The East Aurora School District that, under pressure from the Illinois Family Institute (IFI), both granted then rescinded protections for transgender students within the span of five days, today, announced that it will form a new committee to implement new anti-bullying and discrimination policies, citing a victory for LGBT and safe school advocates.

This morning,  WBEZ91.5 reported that the new committee will have its first meeting on November 8, saying:

The formation of the committee comes in the wake of a controversy in which the school board passed and then rescinded a policy on transgender students in just five days’ time, and one key administrator was placed on leave for her part in developing the initial policy.

District spokesman Clayton Muhammad said Monday that the committee will be selected by board members and administrators, but meetings will be open to the public. He said the new committee will develop an “all-inclusive” anti-discrimination policy for students, but will not necessarily address issues specific to transgender students.

Ever since news regarding the school board’s decision broke two weeks ago, LGBT advocates have been vocal in criticizing the board for caving to pressure from the IFI, which is associated with the AFA and has been designated a hate group by the SPLC.

(East Aurora School Board, image via ThinkProgress)

Equality Illinois, the statewide LGBT advocacy group, issued a strong statement condemning the move by the school board saying:

“Equality Illinois believes the need to expose the Illinois Family Institute and its national affiliate the American Family Association is gravely important,” said Bernard Cherkasov, CEO of Equality Illinois, the statewide LGBT advocacy group. “The American Family Association’s and the Illinois Family Institute’s comparison of LGBT people to Nazis and the Ku Klux Klan is a desperate attempt to make their point and further demean and marginalize our children” Cherkasov said.
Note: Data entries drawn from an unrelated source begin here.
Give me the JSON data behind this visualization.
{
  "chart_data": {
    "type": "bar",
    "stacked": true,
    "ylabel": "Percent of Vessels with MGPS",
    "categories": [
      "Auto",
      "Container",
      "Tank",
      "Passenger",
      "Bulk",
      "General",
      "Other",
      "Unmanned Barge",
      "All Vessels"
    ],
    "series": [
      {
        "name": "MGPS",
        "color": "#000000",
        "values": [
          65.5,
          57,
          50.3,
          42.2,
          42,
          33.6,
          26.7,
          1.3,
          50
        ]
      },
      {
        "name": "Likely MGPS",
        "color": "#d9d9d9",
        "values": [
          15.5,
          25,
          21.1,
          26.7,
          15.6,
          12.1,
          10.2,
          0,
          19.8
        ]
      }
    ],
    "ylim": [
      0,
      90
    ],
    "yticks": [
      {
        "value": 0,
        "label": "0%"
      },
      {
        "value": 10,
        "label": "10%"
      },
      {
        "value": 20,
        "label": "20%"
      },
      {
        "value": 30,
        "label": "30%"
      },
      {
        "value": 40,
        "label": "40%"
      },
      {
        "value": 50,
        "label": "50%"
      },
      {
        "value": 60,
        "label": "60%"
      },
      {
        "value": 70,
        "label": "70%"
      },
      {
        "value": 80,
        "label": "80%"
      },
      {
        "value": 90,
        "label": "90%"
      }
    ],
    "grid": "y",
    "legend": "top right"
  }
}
Abbe Land, Executive Director and CEO of The Trevor Project also said in a statement that rescinding the protections "would send a hurtful, stigmatizing message to all students, inflicting humiliation and empowering bullying. This is not the message we should be sending to our young people.

And when the local media failed to properly identify the IFI’s influence on the school board’s decision, GLAAD amplified the voices of local LGBT groups and stepped in to make the local media to aware of the harmful and derogatory things leaders of the IFI and the AFA have said about the our families and children.
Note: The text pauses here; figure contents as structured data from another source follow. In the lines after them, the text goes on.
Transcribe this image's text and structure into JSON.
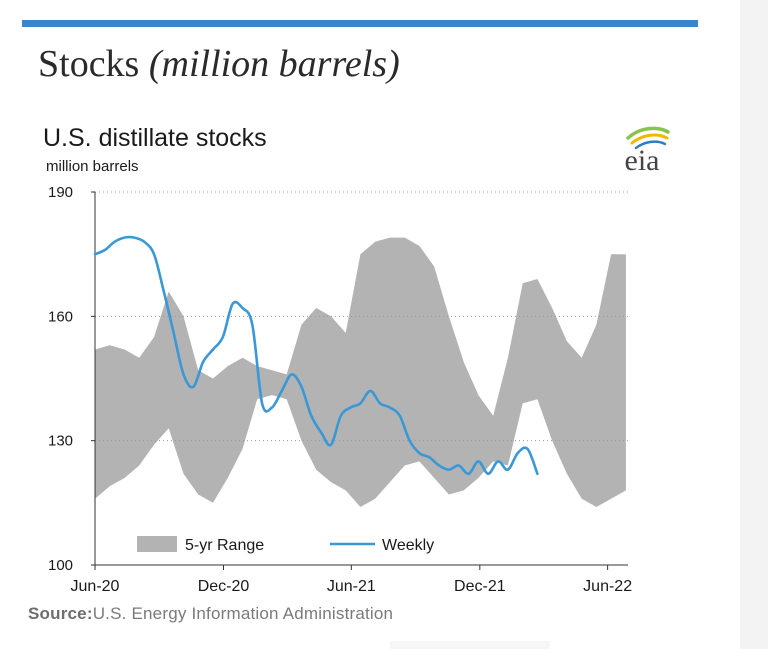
{
  "slide": {
    "title_main": "Stocks",
    "title_italic": "(million barrels)",
    "accent_color": "#3a86c8"
  },
  "source": {
    "label": "Source:",
    "text": "U.S. Energy Information Administration"
  },
  "logo": {
    "text": "eia",
    "icon": "eia-logo"
  },
  "chart_data": {
    "type": "area",
    "title": "U.S. distillate stocks",
    "ylabel": "million barrels",
    "ylim": [
      100,
      190
    ],
    "yticks": [
      100,
      130,
      160,
      190
    ],
    "grid": "horizontal dotted",
    "legend_position": "bottom-left",
    "xlim": [
      "2020-06-01",
      "2022-06-30"
    ],
    "xticks": [
      {
        "date": "2020-06-01",
        "label": "Jun-20"
      },
      {
        "date": "2020-12-01",
        "label": "Dec-20"
      },
      {
        "date": "2021-06-01",
        "label": "Jun-21"
      },
      {
        "date": "2021-12-01",
        "label": "Dec-21"
      },
      {
        "date": "2022-06-01",
        "label": "Jun-22"
      }
    ],
    "range": {
      "name": "5-yr Range",
      "color": "#b3b3b3",
      "dates": [
        "2020-06-01",
        "2020-06-22",
        "2020-07-13",
        "2020-08-03",
        "2020-08-24",
        "2020-09-14",
        "2020-10-05",
        "2020-10-26",
        "2020-11-16",
        "2020-12-07",
        "2020-12-28",
        "2021-01-18",
        "2021-02-08",
        "2021-03-01",
        "2021-03-22",
        "2021-04-12",
        "2021-05-03",
        "2021-05-24",
        "2021-06-14",
        "2021-07-05",
        "2021-07-26",
        "2021-08-16",
        "2021-09-06",
        "2021-09-27",
        "2021-10-18",
        "2021-11-08",
        "2021-11-29",
        "2021-12-20",
        "2022-01-10",
        "2022-01-31",
        "2022-02-21",
        "2022-03-14",
        "2022-04-04",
        "2022-04-25",
        "2022-05-16",
        "2022-06-06",
        "2022-06-27"
      ],
      "high": [
        152,
        153,
        152,
        150,
        155,
        166,
        160,
        147,
        145,
        148,
        150,
        148,
        147,
        146,
        158,
        162,
        160,
        156,
        175,
        178,
        179,
        179,
        177,
        172,
        160,
        149,
        141,
        136,
        150,
        168,
        169,
        162,
        154,
        150,
        158,
        175,
        175
      ],
      "low": [
        116,
        119,
        121,
        124,
        129,
        133,
        122,
        117,
        115,
        121,
        128,
        140,
        141,
        140,
        130,
        123,
        120,
        118,
        114,
        116,
        120,
        124,
        125,
        121,
        117,
        118,
        121,
        125,
        124,
        139,
        140,
        130,
        122,
        116,
        114,
        116,
        118
      ]
    },
    "series": [
      {
        "name": "Weekly",
        "color": "#3a98d6",
        "dates": [
          "2020-06-01",
          "2020-06-15",
          "2020-06-29",
          "2020-07-13",
          "2020-07-27",
          "2020-08-10",
          "2020-08-24",
          "2020-09-07",
          "2020-09-21",
          "2020-10-05",
          "2020-10-19",
          "2020-11-02",
          "2020-11-16",
          "2020-11-30",
          "2020-12-14",
          "2020-12-28",
          "2021-01-11",
          "2021-01-25",
          "2021-02-08",
          "2021-02-22",
          "2021-03-08",
          "2021-03-22",
          "2021-04-05",
          "2021-04-19",
          "2021-05-03",
          "2021-05-17",
          "2021-05-31",
          "2021-06-14",
          "2021-06-28",
          "2021-07-12",
          "2021-07-26",
          "2021-08-09",
          "2021-08-23",
          "2021-09-06",
          "2021-09-20",
          "2021-10-04",
          "2021-10-18",
          "2021-11-01",
          "2021-11-15",
          "2021-11-29",
          "2021-12-13",
          "2021-12-27",
          "2022-01-10",
          "2022-01-24",
          "2022-02-07",
          "2022-02-21"
        ],
        "values": [
          175,
          176,
          178,
          179,
          179,
          178,
          175,
          166,
          156,
          146,
          143,
          149,
          152,
          155,
          163,
          162,
          158,
          139,
          138,
          142,
          146,
          143,
          136,
          132,
          129,
          136,
          138,
          139,
          142,
          139,
          138,
          136,
          130,
          127,
          126,
          124,
          123,
          124,
          122,
          125,
          122,
          125,
          123,
          127,
          128,
          122
        ]
      }
    ]
  }
}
IFI spokesperson Laurie Higgins has called being gay “evil,” has compared it to incest, and has said that supporting LGBT Pride is “implicitly … embrac[ing] heresy.”

AFA spokesman Bryan Fischer is even more extreme, having claimed: "Homosexuality gave us Adolf Hitler, and homosexuals in the military gave us the Brown Shirts, the Nazi war machine and six million dead Jews." Fischer also says that gay people are the single greatest modern threat to freedom of religion and conscience.”

This context is crucial to this discussion, and Chicago’s media completely failed to deliver it to its audience. Anyone who had not come into contact with the IFI before this story would have no idea that they were an extreme anti-LGBT organization that has been labeled a hate group, believes being gay is the same as incest, and is affiliated with an organization that believes the Nazis were gay.

While there was some confusion on including the fact that “the transgender policy” mostly focused on the responsibilities of teachers and administrators to accommodate and protect students who are out as transgender at school by allowing them to participate in school activities under their preferred name and gender, “ according to WBEZ, safe school advocates and parents agree that safety is the number one concern. 

GLAAD commends all the safe school advocates who worked to ensure that all students have the opportunity to go to school and learn in an environment free from bullying and harassment.